Strangler Pattern Migration Reduces Page Load Times by 50%
How we modernised a .NET Framework platform to .NET Core without disrupting business operations
Industry:Travel & Logistics Solutions
Key results at a glance
The challenge
The problem
Holiday Caravans Direct had built a successful booking platform on .NET Framework that had served them well as the business grew. However, as the platform matured, they faced a common challenge: how to modernise to current technologies without disrupting a live business.
The existing system worked reliably, but the technology stack was limiting future growth. .NET Core offered significant performance improvements, better hosting options, and access to modern development practices - but migrating a live booking platform is never simple.
The constraints
- The platform was in active use and could not go offline
- Historical data and existing integrations had to be preserved
- The team needed to continue delivering features during the migration
- A "big bang" rewrite would be too risky and resource-intensive
- The migration needed to be reversible if problems arose
The results
Key results
- Page load times reduced by 50%
- Zero downtime during migration
- All historical data preserved
- Modern .NET Core platform ready for future growth
- Team capabilities upgraded alongside the technology
Performance improvements
- 50% reduction in page load times across the platform
- Improved server response times from more efficient .NET Core runtime
- Better resource utilisation, reducing hosting costs
Technical outcomes
- Successfully migrated from .NET Framework to .NET Core
- Preserved all existing data and business logic
- Zero downtime during the entire migration process
- Modernised architecture ready for future enhancements
Business continuity
- Booking operations continued uninterrupted throughout
- New features could still be delivered during migration
- Team upskilled on modern .NET practices during the project
- Reduced technical debt without sacrificing business momentum
The solution
Our approach
We implemented the strangler fig pattern - a proven technique for incrementally replacing legacy systems. Rather than rewriting everything at once, we built new functionality alongside the existing system and gradually migrated traffic.
API-first architecture
The key insight was recognising that the existing database represented years of valuable business logic and data. Rather than discarding this investment, we created a modern API layer that wrapped the existing database:
- Built a new .NET Core API that connected to the existing database
- Implemented clean endpoints that could serve both old and new frontends
- Gradually migrated functionality to the new stack, feature by feature
- Maintained the ability to fall back if any migration step caused issues
Phased migration strategy
The migration proceeded in careful phases:
- API layer: Created new .NET Core API endpoints alongside the existing system
- Read operations: Migrated read-heavy pages first (lowest risk)

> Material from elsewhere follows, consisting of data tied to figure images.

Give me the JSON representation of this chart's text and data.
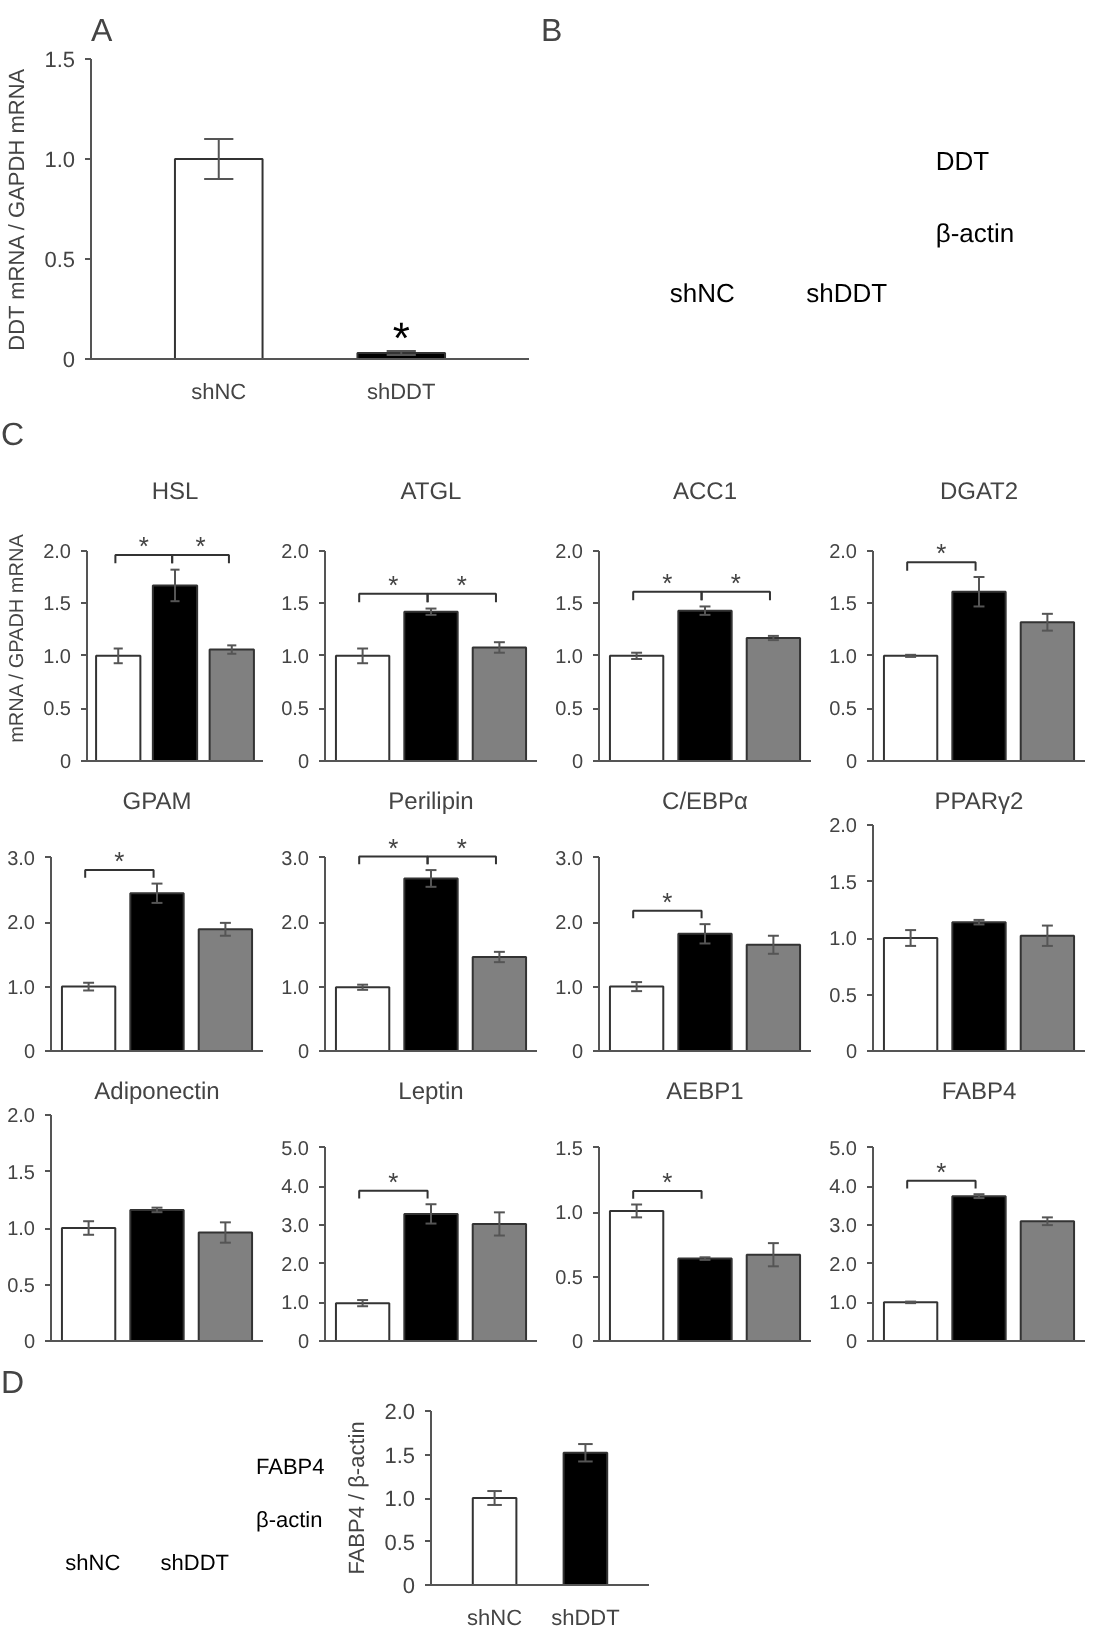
{
  "chart_data": [
    {
      "type": "bar",
      "title": "A",
      "ylabel": "DDT mRNA / GAPDH mRNA",
      "categories": [
        "shNC",
        "shDDT"
      ],
      "values": [
        1.0,
        0.03
      ],
      "errors": [
        0.1,
        0.01
      ],
      "colors": [
        "#ffffff",
        "#000000"
      ],
      "value_labels": [
        null,
        "*"
      ],
      "ylim": [
        0,
        1.5
      ],
      "yticks": [
        0,
        0.5,
        {
          "value": 1,
          "label": "1.0"
        },
        1.5
      ]
    },
    {
      "type": "other",
      "title": "B",
      "annotations": [
        "DDT",
        "β-actin"
      ],
      "categories": [
        "shNC",
        "shDDT"
      ]
    },
    {
      "type": "other",
      "title": "C"
    },
    {
      "type": "bar",
      "annotations": [
        "*",
        "*"
      ],
      "title": "HSL",
      "ylabel": "mRNA / GPADH mRNA",
      "categories": [
        null,
        null,
        null
      ],
      "values": [
        1.0,
        1.67,
        1.06
      ],
      "errors": [
        0.07,
        0.15,
        0.04
      ],
      "colors": [
        "#ffffff",
        "#000000",
        "#808080"
      ],
      "ylim": [
        0,
        2
      ],
      "yticks": [
        0,
        0.5,
        {
          "value": 1,
          "label": "1.0"
        },
        1.5,
        {
          "value": 2,
          "label": "2.0"
        }
      ],
      "tick_labels": "y"
    },
    {
      "type": "bar",
      "annotations": [
        "*",
        "*"
      ],
      "title": "ATGL",
      "categories": [
        null,
        null,
        null
      ],
      "values": [
        1.0,
        1.42,
        1.08
      ],
      "errors": [
        0.07,
        0.03,
        0.05
      ],
      "colors": [
        "#ffffff",
        "#000000",
        "#808080"
      ],
      "ylim": [
        0,
        2
      ],
      "yticks": [
        0,
        0.5,
        {
          "value": 1,
          "label": "1.0"
        },
        1.5,
        {
          "value": 2,
          "label": "2.0"
        }
      ],
      "tick_labels": "y"
    },
    {
      "type": "bar",
      "annotations": [
        "*",
        "*"
      ],
      "title": "ACC1",
      "categories": [
        null,
        null,
        null
      ],
      "values": [
        1.0,
        1.43,
        1.17
      ],
      "errors": [
        0.03,
        0.04,
        0.02
      ],
      "colors": [
        "#ffffff",
        "#000000",
        "#808080"
      ],
      "ylim": [
        0,
        2
      ],
      "yticks": [
        0,
        0.5,
        {
          "value": 1,
          "label": "1.0"
        },
        1.5,
        {
          "value": 2,
          "label": "2.0"
        }
      ],
      "tick_labels": "y"
    },
    {
      "type": "bar",
      "annotations": [
        "*"
      ],
      "title": "DGAT2",
      "categories": [
        null,
        null,
        null
      ],
      "values": [
        1.0,
        1.61,
        1.32
      ],
      "errors": [
        0.01,
        0.14,
        0.08
      ],
      "colors": [
        "#ffffff",
        "#000000",
        "#808080"
      ],
      "ylim": [
        0,
        2
      ],
      "yticks": [
        0,
        0.5,
        {
          "value": 1,
          "label": "1.0"
        },
        1.5,
        {
          "value": 2,
          "label": "2.0"
        }
      ],
      "tick_labels": "y"
    },
    {
      "type": "bar",
      "annotations": [
        "*"
      ],
      "title": "GPAM",
      "categories": [
        null,
        null,
        null
      ],
      "values": [
        1.0,
        2.45,
        1.89
      ],
      "errors": [
        0.06,
        0.15,
        0.1
      ],
      "colors": [
        "#ffffff",
        "#000000",
        "#808080"
      ],
      "ylim": [
        0,
        3
      ],
      "yticks": [
        0,
        {
          "value": 1,
          "label": "1.0"
        },
        {
          "value": 2,
          "label": "2.0"
        },
        {
          "value": 3,
          "label": "3.0"
        }
      ],
      "tick_labels": "y"
    },
    {
      "type": "bar",
      "annotations": [
        "*",
        "*"
      ],
      "title": "Perilipin",
      "categories": [
        null,
        null,
        null
      ],
      "values": [
        0.99,
        2.68,
        1.46
      ],
      "errors": [
        0.04,
        0.13,
        0.08
      ],
      "colors": [
        "#ffffff",
        "#000000",
        "#808080"
      ],
      "ylim": [
        0,
        3
      ],
      "yticks": [
        0,
        {
          "value": 1,
          "label": "1.0"
        },
        {
          "value": 2,
          "label": "2.0"
        },
        {
          "value": 3,
          "label": "3.0"
        }
      ],
      "tick_labels": "y"
    },
    {
      "type": "bar",
      "annotations": [
        "*"
      ],
      "title": "C/EBPα",
      "categories": [
        null,
        null,
        null
      ],
      "values": [
        1.0,
        1.82,
        1.65
      ],
      "errors": [
        0.07,
        0.15,
        0.14
      ],
      "colors": [
        "#ffffff",
        "#000000",
        "#808080"
      ],
      "ylim": [
        0,
        3
      ],
      "yticks": [
        0,
        {
          "value": 1,
          "label": "1.0"
        },
        {
          "value": 2,
          "label": "2.0"
        },
        {
          "value": 3,
          "label": "3.0"
        }
      ],
      "tick_labels": "y"
    },
    {
      "type": "bar",
      "title": "PPARγ2",
      "categories": [
        null,
        null,
        null
      ],
      "values": [
        1.0,
        1.14,
        1.02
      ],
      "errors": [
        0.07,
        0.02,
        0.09
      ],
      "colors": [
        "#ffffff",
        "#000000",
        "#808080"
      ],
      "ylim": [
        0,
        2
      ],
      "yticks": [
        0,
        0.5,
        {
          "value": 1,
          "label": "1.0"
        },
        1.5,
        {
          "value": 2,
          "label": "2.0"
        }
      ],
      "tick_labels": "y"
    },
    {
      "type": "bar",
      "title": "Adiponectin",
      "categories": [
        null,
        null,
        null
      ],
      "values": [
        1.0,
        1.16,
        0.96
      ],
      "errors": [
        0.06,
        0.02,
        0.09
      ],
      "colors": [
        "#ffffff",
        "#000000",
        "#808080"
      ],
      "ylim": [
        0,
        2
      ],
      "yticks": [
        0,
        0.5,
        {
          "value": 1,
          "label": "1.0"
        },
        1.5,
        {
          "value": 2,
          "label": "2.0"
        }
      ],
      "tick_labels": "y"
    },
    {
      "type": "bar",
      "annotations": [
        "*"
      ],
      "title": "Leptin",
      "categories": [
        null,
        null,
        null
      ],
      "values": [
        0.98,
        3.29,
        3.03
      ],
      "errors": [
        0.08,
        0.25,
        0.3
      ],
      "colors": [
        "#ffffff",
        "#000000",
        "#808080"
      ],
      "ylim": [
        0,
        5
      ],
      "yticks": [
        0,
        {
          "value": 1,
          "label": "1.0"
        },
        {
          "value": 2,
          "label": "2.0"
        },
        {
          "value": 3,
          "label": "3.0"
        },
        {
          "value": 4,
          "label": "4.0"
        },
        {
          "value": 5,
          "label": "5.0"
        }
      ],
      "tick_labels": "y"
    },
    {
      "type": "bar",
      "annotations": [
        "*"
      ],
      "title": "AEBP1",
      "categories": [
        null,
        null,
        null
      ],
      "values": [
        1.01,
        0.64,
        0.67
      ],
      "errors": [
        0.05,
        0.01,
        0.09
      ],
      "colors": [
        "#ffffff",
        "#000000",
        "#808080"
      ],
      "ylim": [
        0,
        1.5
      ],
      "yticks": [
        0,
        0.5,
        {
          "value": 1,
          "label": "1.0"
        },
        1.5
      ],
      "tick_labels": "y"
    },
    {
      "type": "bar",
      "annotations": [
        "*"
      ],
      "title": "FABP4",
      "categories": [
        null,
        null,
        null
      ],
      "values": [
        1.0,
        3.75,
        3.1
      ],
      "errors": [
        0.02,
        0.05,
        0.1
      ],
      "colors": [
        "#ffffff",
        "#000000",
        "#808080"
      ],
      "ylim": [
        0,
        5
      ],
      "yticks": [
        0,
        {
          "value": 1,
          "label": "1.0"
        },
        {
          "value": 2,
          "label": "2.0"
        },
        {
          "value": 3,
          "label": "3.0"
        },
        {
          "value": 4,
          "label": "4.0"
        },
        {
          "value": 5,
          "label": "5.0"
        }
      ],
      "tick_labels": "y"
    },
    {
      "type": "other",
      "title": "D",
      "annotations": [
        "FABP4",
        "β-actin"
      ],
      "categories": [
        "shNC",
        "shDDT"
      ]
    },
    {
      "type": "bar",
      "ylabel": "FABP4 / β-actin",
      "categories": [
        "shNC",
        "shDDT"
      ],
      "values": [
        1.0,
        1.52
      ],
      "errors": [
        0.08,
        0.1
      ],
      "colors": [
        "#ffffff",
        "#000000"
      ],
      "ylim": [
        0,
        2
      ],
      "yticks": [
        0,
        0.5,
        {
          "value": 1,
          "label": "1.0"
        },
        1.5,
        {
          "value": 2,
          "label": "2.0"
        }
      ]
    }
  ]
}
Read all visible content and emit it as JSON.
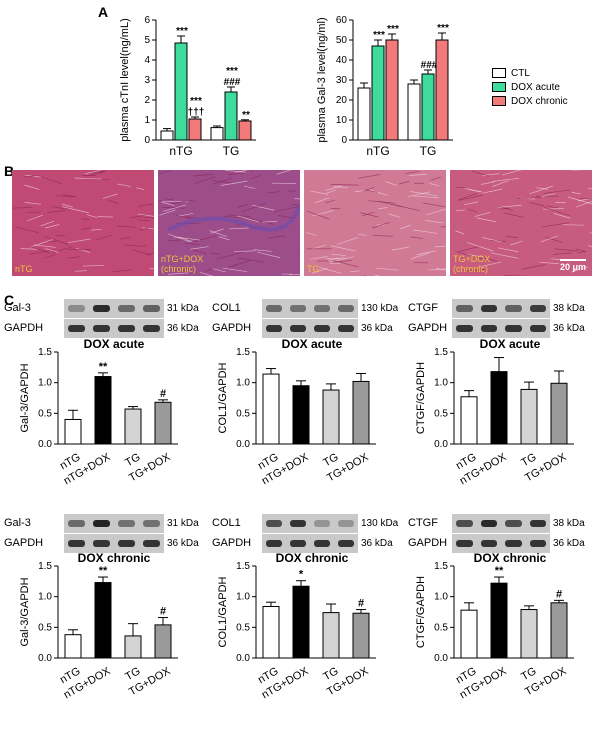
{
  "panels": {
    "a": "A",
    "b": "B",
    "c": "C"
  },
  "legend": [
    {
      "label": "CTL",
      "color": "#ffffff"
    },
    {
      "label": "DOX acute",
      "color": "#3ddc9d"
    },
    {
      "label": "DOX chronic",
      "color": "#f27a7a"
    }
  ],
  "micrographs": [
    {
      "label": "nTG"
    },
    {
      "label": "nTG+DOX\n(chronic)"
    },
    {
      "label": "TG"
    },
    {
      "label": "TG+DOX\n(chronic)"
    }
  ],
  "scale_bar": "20 μm",
  "blots": {
    "acute": [
      {
        "protein": "Gal-3",
        "kda": "31 kDa",
        "loading": "GAPDH",
        "loading_kda": "36 kDa"
      },
      {
        "protein": "COL1",
        "kda": "130 kDa",
        "loading": "GAPDH",
        "loading_kda": "36 kDa"
      },
      {
        "protein": "CTGF",
        "kda": "38 kDa",
        "loading": "GAPDH",
        "loading_kda": "36 kDa"
      }
    ],
    "chronic": [
      {
        "protein": "Gal-3",
        "kda": "31 kDa",
        "loading": "GAPDH",
        "loading_kda": "36 kDa"
      },
      {
        "protein": "COL1",
        "kda": "130 kDa",
        "loading": "GAPDH",
        "loading_kda": "36 kDa"
      },
      {
        "protein": "CTGF",
        "kda": "38 kDa",
        "loading": "GAPDH",
        "loading_kda": "36 kDa"
      }
    ]
  },
  "chart_data": [
    {
      "type": "bar",
      "ylabel": "plasma cTnI level(ng/mL)",
      "ylim": [
        0,
        6
      ],
      "yticks": [
        0,
        1,
        2,
        3,
        4,
        5,
        6
      ],
      "categories": [
        "nTG",
        "TG"
      ],
      "series": [
        {
          "name": "CTL",
          "color": "#ffffff",
          "values": [
            0.45,
            0.62
          ],
          "errors": [
            0.12,
            0.08
          ],
          "annotations": [
            "",
            ""
          ]
        },
        {
          "name": "DOX acute",
          "color": "#3ddc9d",
          "values": [
            4.85,
            2.4
          ],
          "errors": [
            0.35,
            0.25
          ],
          "annotations": [
            "***",
            "***\n###"
          ]
        },
        {
          "name": "DOX chronic",
          "color": "#f27a7a",
          "values": [
            1.05,
            0.95
          ],
          "errors": [
            0.1,
            0.06
          ],
          "annotations": [
            "***\n†††",
            "**"
          ]
        }
      ]
    },
    {
      "type": "bar",
      "ylabel": "plasma Gal-3 level(ng/ml)",
      "ylim": [
        0,
        60
      ],
      "yticks": [
        0,
        10,
        20,
        30,
        40,
        50,
        60
      ],
      "categories": [
        "nTG",
        "TG"
      ],
      "series": [
        {
          "name": "CTL",
          "color": "#ffffff",
          "values": [
            26,
            28
          ],
          "errors": [
            2.5,
            2
          ],
          "annotations": [
            "",
            ""
          ]
        },
        {
          "name": "DOX acute",
          "color": "#3ddc9d",
          "values": [
            47,
            33
          ],
          "errors": [
            3,
            2
          ],
          "annotations": [
            "***",
            "###"
          ]
        },
        {
          "name": "DOX chronic",
          "color": "#f27a7a",
          "values": [
            50,
            50
          ],
          "errors": [
            3,
            3.5
          ],
          "annotations": [
            "***",
            "***"
          ]
        }
      ]
    },
    {
      "type": "bar",
      "title": "DOX acute",
      "ylabel": "Gal-3/GAPDH",
      "ylim": [
        0,
        1.5
      ],
      "yticks": [
        0,
        0.5,
        1.0,
        1.5
      ],
      "categories": [
        "nTG",
        "nTG+DOX",
        "TG",
        "TG+DOX"
      ],
      "values": [
        0.4,
        1.1,
        0.57,
        0.68
      ],
      "errors": [
        0.15,
        0.06,
        0.04,
        0.04
      ],
      "colors": [
        "#ffffff",
        "#000000",
        "#d4d4d4",
        "#9a9a9a"
      ],
      "annotations": [
        "",
        "**",
        "",
        "#"
      ]
    },
    {
      "type": "bar",
      "title": "DOX acute",
      "ylabel": "COL1/GAPDH",
      "ylim": [
        0,
        1.5
      ],
      "yticks": [
        0,
        0.5,
        1.0,
        1.5
      ],
      "categories": [
        "nTG",
        "nTG+DOX",
        "TG",
        "TG+DOX"
      ],
      "values": [
        1.14,
        0.95,
        0.88,
        1.02
      ],
      "errors": [
        0.09,
        0.08,
        0.1,
        0.13
      ],
      "colors": [
        "#ffffff",
        "#000000",
        "#d4d4d4",
        "#9a9a9a"
      ],
      "annotations": [
        "",
        "",
        "",
        ""
      ]
    },
    {
      "type": "bar",
      "title": "DOX acute",
      "ylabel": "CTGF/GAPDH",
      "ylim": [
        0,
        1.5
      ],
      "yticks": [
        0,
        0.5,
        1.0,
        1.5
      ],
      "categories": [
        "nTG",
        "nTG+DOX",
        "TG",
        "TG+DOX"
      ],
      "values": [
        0.77,
        1.18,
        0.89,
        0.99
      ],
      "errors": [
        0.1,
        0.23,
        0.12,
        0.2
      ],
      "colors": [
        "#ffffff",
        "#000000",
        "#d4d4d4",
        "#9a9a9a"
      ],
      "annotations": [
        "",
        "",
        "",
        ""
      ]
    },
    {
      "type": "bar",
      "title": "DOX chronic",
      "ylabel": "Gal-3/GAPDH",
      "ylim": [
        0,
        1.5
      ],
      "yticks": [
        0,
        0.5,
        1.0,
        1.5
      ],
      "categories": [
        "nTG",
        "nTG+DOX",
        "TG",
        "TG+DOX"
      ],
      "values": [
        0.38,
        1.23,
        0.36,
        0.54
      ],
      "errors": [
        0.08,
        0.09,
        0.2,
        0.12
      ],
      "colors": [
        "#ffffff",
        "#000000",
        "#d4d4d4",
        "#9a9a9a"
      ],
      "annotations": [
        "",
        "**",
        "",
        "#"
      ]
    },
    {
      "type": "bar",
      "title": "DOX chronic",
      "ylabel": "COL1/GAPDH",
      "ylim": [
        0,
        1.5
      ],
      "yticks": [
        0,
        0.5,
        1.0,
        1.5
      ],
      "categories": [
        "nTG",
        "nTG+DOX",
        "TG",
        "TG+DOX"
      ],
      "values": [
        0.84,
        1.17,
        0.74,
        0.73
      ],
      "errors": [
        0.07,
        0.09,
        0.14,
        0.06
      ],
      "colors": [
        "#ffffff",
        "#000000",
        "#d4d4d4",
        "#9a9a9a"
      ],
      "annotations": [
        "",
        "*",
        "",
        "#"
      ]
    },
    {
      "type": "bar",
      "title": "DOX chronic",
      "ylabel": "CTGF/GAPDH",
      "ylim": [
        0,
        1.5
      ],
      "yticks": [
        0,
        0.5,
        1.0,
        1.5
      ],
      "categories": [
        "nTG",
        "nTG+DOX",
        "TG",
        "TG+DOX"
      ],
      "values": [
        0.78,
        1.22,
        0.79,
        0.9
      ],
      "errors": [
        0.12,
        0.1,
        0.06,
        0.04
      ],
      "colors": [
        "#ffffff",
        "#000000",
        "#d4d4d4",
        "#9a9a9a"
      ],
      "annotations": [
        "",
        "**",
        "",
        "#"
      ]
    }
  ]
}
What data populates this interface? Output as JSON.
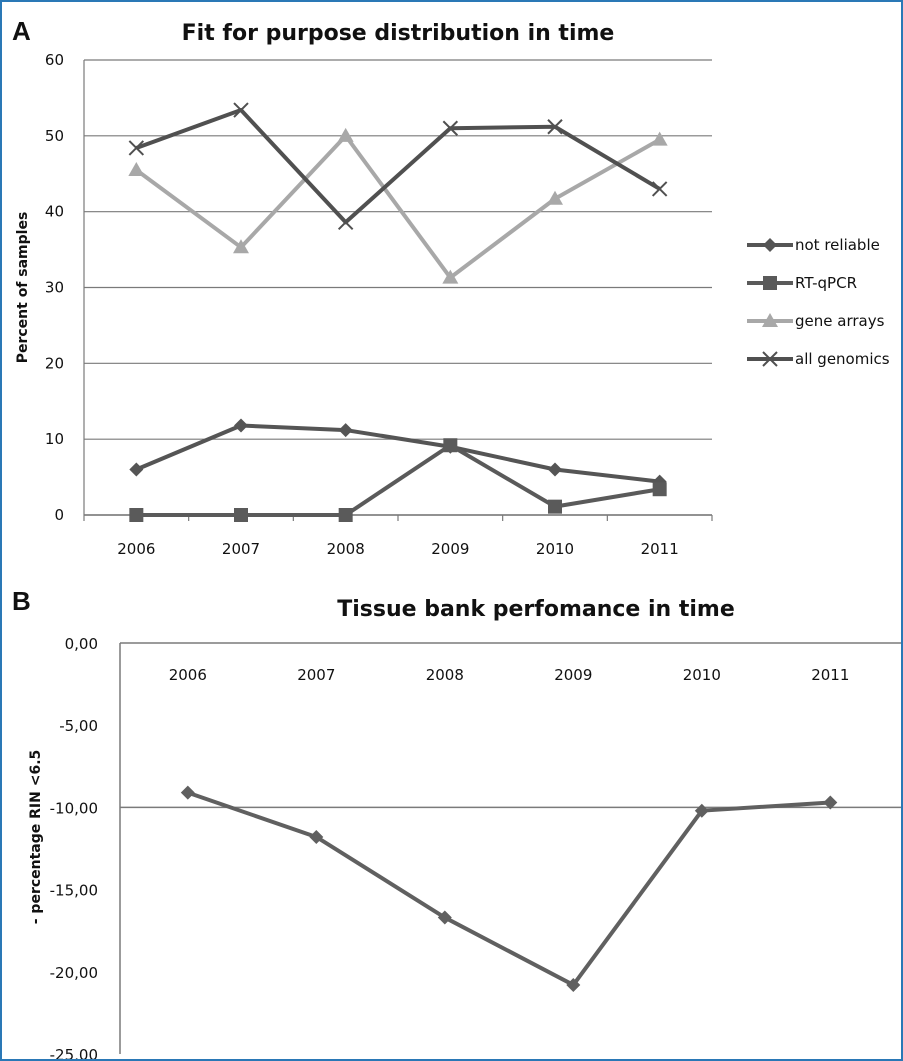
{
  "chart_data": [
    {
      "panel": "A",
      "type": "line",
      "title": "Fit for purpose distribution in time",
      "xlabel": "",
      "ylabel": "Percent of samples",
      "ylim": [
        0,
        60
      ],
      "yticks": [
        0,
        10,
        20,
        30,
        40,
        50,
        60
      ],
      "grid": true,
      "legend_position": "right",
      "categories": [
        "2006",
        "2007",
        "2008",
        "2009",
        "2010",
        "2011"
      ],
      "series": [
        {
          "name": "not reliable",
          "marker": "diamond",
          "color": "#555555",
          "values": [
            6.0,
            11.8,
            11.2,
            9.0,
            6.0,
            4.4
          ]
        },
        {
          "name": "RT-qPCR",
          "marker": "square",
          "color": "#5a5a5a",
          "values": [
            0,
            0,
            0,
            9.2,
            1.1,
            3.4
          ]
        },
        {
          "name": "gene arrays",
          "marker": "triangle",
          "color": "#a8a8a8",
          "values": [
            45.5,
            35.3,
            50.0,
            31.3,
            41.7,
            49.5
          ]
        },
        {
          "name": "all genomics",
          "marker": "x",
          "color": "#505050",
          "values": [
            48.4,
            53.4,
            38.6,
            51.0,
            51.2,
            43.0
          ]
        }
      ]
    },
    {
      "panel": "B",
      "type": "line",
      "title": "Tissue bank perfomance in time",
      "xlabel": "",
      "ylabel": "- percentage RIN <6.5",
      "ylim": [
        -25,
        0
      ],
      "yticks": [
        "0,00",
        "-5,00",
        "-10,00",
        "-15,00",
        "-20,00",
        "-25,00"
      ],
      "grid": true,
      "categories": [
        "2006",
        "2007",
        "2008",
        "2009",
        "2010",
        "2011"
      ],
      "series": [
        {
          "marker": "diamond",
          "color": "#606060",
          "values": [
            -9.1,
            -11.8,
            -16.7,
            -20.8,
            -10.2,
            -9.7
          ]
        }
      ]
    }
  ]
}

- Write operations: Progressively moved transactional features
- Frontend: Updated the user interface to use new APIs
- Decommission: Retired legacy components only after thorough testing
Risk mitigation
At every stage, we maintained the ability to route traffic back to the original system. This meant the business was never exposed to unacceptable risk - if a migrated component caused problems, we could revert within minutes.
Technical deep dive
The strangler pattern in practice
The strangler fig pattern takes its name from the tropical plant that gradually envelops and eventually replaces its host tree. In software terms, it means:
- Build alongside: Create new functionality next to the existing system
- Redirect gradually: Route traffic to new components incrementally
- Monitor carefully: Watch for issues and be ready to revert
- Decommission safely: Only remove old code when confident in the replacement
This approach contrasts with "big bang" rewrites, which carry enormous risk. With the strangler pattern, each step is small enough to understand, test, and reverse if necessary.
Database as the integration point
A critical architectural decision was treating the existing database as the system of record throughout the migration. Rather than migrating data to a new structure (which would require complex data migration logic), we kept the database stable and changed only the application layer.
This meant:
- No risky data migrations
- Both old and new systems could coexist
- Gradual validation of new code against production data
- Simple rollback if any new component failed
Performance gains explained
The 50% improvement in page load times came from several factors:
- .NET Core efficiency: The runtime is fundamentally more performant
- Modern caching: Better caching strategies reduced database load
- Async improvements: Better use of asynchronous operations improved throughput
- Hosting optimisation: .NET Core's hosting model is more efficient
Lessons learned
The most important lesson from this migration: patience pays off. The temptation to "just rewrite it" is strong, but incremental migration is almost always safer for a live business system. The strangler pattern required more upfront planning, but delivered a smooth transition with minimal business risk.